Had she gone back to America?
No, surely not.
Then where?
He went into the kitchen, picked up the phone and dialled directory enquiries. When they answered, he asked if there was a Canon Freer listed, and gave them a variety of spelling options.
He was given two numbers. One was a flat in the Brompton Road. The other was at University College, London. He tried the flat first and got an answering machine. He left a message, asking for Canon Freer to call him back, urgently. Then he tried the university number.
There was no answer.
The double glazing made the room eerily quiet. It was a fine evening outside: the London skyline, streaked with crimson, had a pink hue.
Verity was feeding hungrily. Behind her, the television was on, mute.
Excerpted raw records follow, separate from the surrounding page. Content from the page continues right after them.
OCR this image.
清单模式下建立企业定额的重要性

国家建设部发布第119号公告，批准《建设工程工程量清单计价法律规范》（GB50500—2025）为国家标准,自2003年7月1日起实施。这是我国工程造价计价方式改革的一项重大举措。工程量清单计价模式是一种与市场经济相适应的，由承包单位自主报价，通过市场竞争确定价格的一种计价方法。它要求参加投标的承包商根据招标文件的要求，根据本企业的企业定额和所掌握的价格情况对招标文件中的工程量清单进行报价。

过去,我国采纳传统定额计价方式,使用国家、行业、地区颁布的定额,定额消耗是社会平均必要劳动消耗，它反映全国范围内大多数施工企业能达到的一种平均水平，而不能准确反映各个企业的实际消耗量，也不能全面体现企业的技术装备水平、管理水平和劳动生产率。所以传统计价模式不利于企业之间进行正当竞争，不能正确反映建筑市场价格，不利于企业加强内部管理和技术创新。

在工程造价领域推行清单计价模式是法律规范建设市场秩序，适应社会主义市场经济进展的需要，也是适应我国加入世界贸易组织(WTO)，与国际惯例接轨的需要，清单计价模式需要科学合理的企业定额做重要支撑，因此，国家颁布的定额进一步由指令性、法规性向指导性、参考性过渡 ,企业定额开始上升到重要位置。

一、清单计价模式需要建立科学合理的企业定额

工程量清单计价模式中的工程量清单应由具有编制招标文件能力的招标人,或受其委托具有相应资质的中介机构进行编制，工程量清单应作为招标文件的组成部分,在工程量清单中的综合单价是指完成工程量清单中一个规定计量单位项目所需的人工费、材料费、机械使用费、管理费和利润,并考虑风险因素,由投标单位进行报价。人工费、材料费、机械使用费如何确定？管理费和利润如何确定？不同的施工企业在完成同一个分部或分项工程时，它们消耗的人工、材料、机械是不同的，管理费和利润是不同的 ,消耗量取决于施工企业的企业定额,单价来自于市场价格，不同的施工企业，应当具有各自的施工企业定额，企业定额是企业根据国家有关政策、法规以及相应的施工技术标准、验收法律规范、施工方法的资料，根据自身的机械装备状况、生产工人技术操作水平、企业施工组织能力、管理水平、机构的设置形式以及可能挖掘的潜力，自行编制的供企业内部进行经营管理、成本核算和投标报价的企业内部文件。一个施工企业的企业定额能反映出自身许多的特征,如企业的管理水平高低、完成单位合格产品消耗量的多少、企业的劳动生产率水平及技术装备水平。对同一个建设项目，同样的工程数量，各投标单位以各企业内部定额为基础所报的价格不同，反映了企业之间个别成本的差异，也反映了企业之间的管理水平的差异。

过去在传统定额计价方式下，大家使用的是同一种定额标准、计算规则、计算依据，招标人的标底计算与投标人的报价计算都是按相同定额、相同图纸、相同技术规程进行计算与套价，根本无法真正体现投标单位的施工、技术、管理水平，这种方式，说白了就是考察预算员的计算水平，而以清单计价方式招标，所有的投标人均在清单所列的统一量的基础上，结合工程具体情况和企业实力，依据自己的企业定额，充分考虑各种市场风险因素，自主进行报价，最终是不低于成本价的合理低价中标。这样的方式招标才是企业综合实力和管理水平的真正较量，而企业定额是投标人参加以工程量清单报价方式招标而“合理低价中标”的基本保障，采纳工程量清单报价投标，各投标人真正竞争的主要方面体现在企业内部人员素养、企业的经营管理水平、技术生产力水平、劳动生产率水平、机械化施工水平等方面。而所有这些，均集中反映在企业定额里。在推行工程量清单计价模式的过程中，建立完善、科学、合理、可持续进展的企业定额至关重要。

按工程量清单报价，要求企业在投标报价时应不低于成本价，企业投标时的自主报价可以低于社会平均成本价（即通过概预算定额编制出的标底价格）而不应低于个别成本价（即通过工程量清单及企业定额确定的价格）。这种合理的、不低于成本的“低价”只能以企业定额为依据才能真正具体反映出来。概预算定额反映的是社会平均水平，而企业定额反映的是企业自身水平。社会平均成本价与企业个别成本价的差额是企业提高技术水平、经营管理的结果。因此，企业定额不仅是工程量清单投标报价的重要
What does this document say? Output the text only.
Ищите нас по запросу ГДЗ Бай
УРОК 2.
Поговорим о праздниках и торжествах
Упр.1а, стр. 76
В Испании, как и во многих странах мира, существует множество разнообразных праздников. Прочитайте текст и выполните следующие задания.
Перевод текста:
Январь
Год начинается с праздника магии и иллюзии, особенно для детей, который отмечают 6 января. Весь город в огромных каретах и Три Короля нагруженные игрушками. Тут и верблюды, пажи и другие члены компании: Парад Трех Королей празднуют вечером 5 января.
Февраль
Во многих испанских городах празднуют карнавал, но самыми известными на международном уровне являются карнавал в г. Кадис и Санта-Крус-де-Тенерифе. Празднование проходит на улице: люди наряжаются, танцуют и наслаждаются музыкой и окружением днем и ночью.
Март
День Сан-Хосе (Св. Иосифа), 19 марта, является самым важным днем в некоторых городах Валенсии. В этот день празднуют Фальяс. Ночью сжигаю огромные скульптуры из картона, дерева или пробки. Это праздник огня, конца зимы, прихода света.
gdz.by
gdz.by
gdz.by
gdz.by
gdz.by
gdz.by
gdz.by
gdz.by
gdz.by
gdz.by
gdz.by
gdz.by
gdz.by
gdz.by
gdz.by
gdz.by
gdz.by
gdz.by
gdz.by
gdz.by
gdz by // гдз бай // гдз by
Susan surfed the channels with the remote, barely noticing anything. Inside her head she surfed her brain in the same detached way.
She was crying. She had been crying all afternoon. She was thinking about Euan Freer. What had happened to him? The same thing that had happened to Fergus, Harvey, Zak Danziger and maybe even Archie Warren? She had phoned the numbers on his card repeatedly, every half-hour, desperate to hear that he was unharmed, that he was home, that she had only imagined the man from Telecom’s face in the minicab.
And she was crying for her loss of Fergus. He had been trying so hard to tell her something and she hadn’t listened – not in the way that he’d needed her to listen.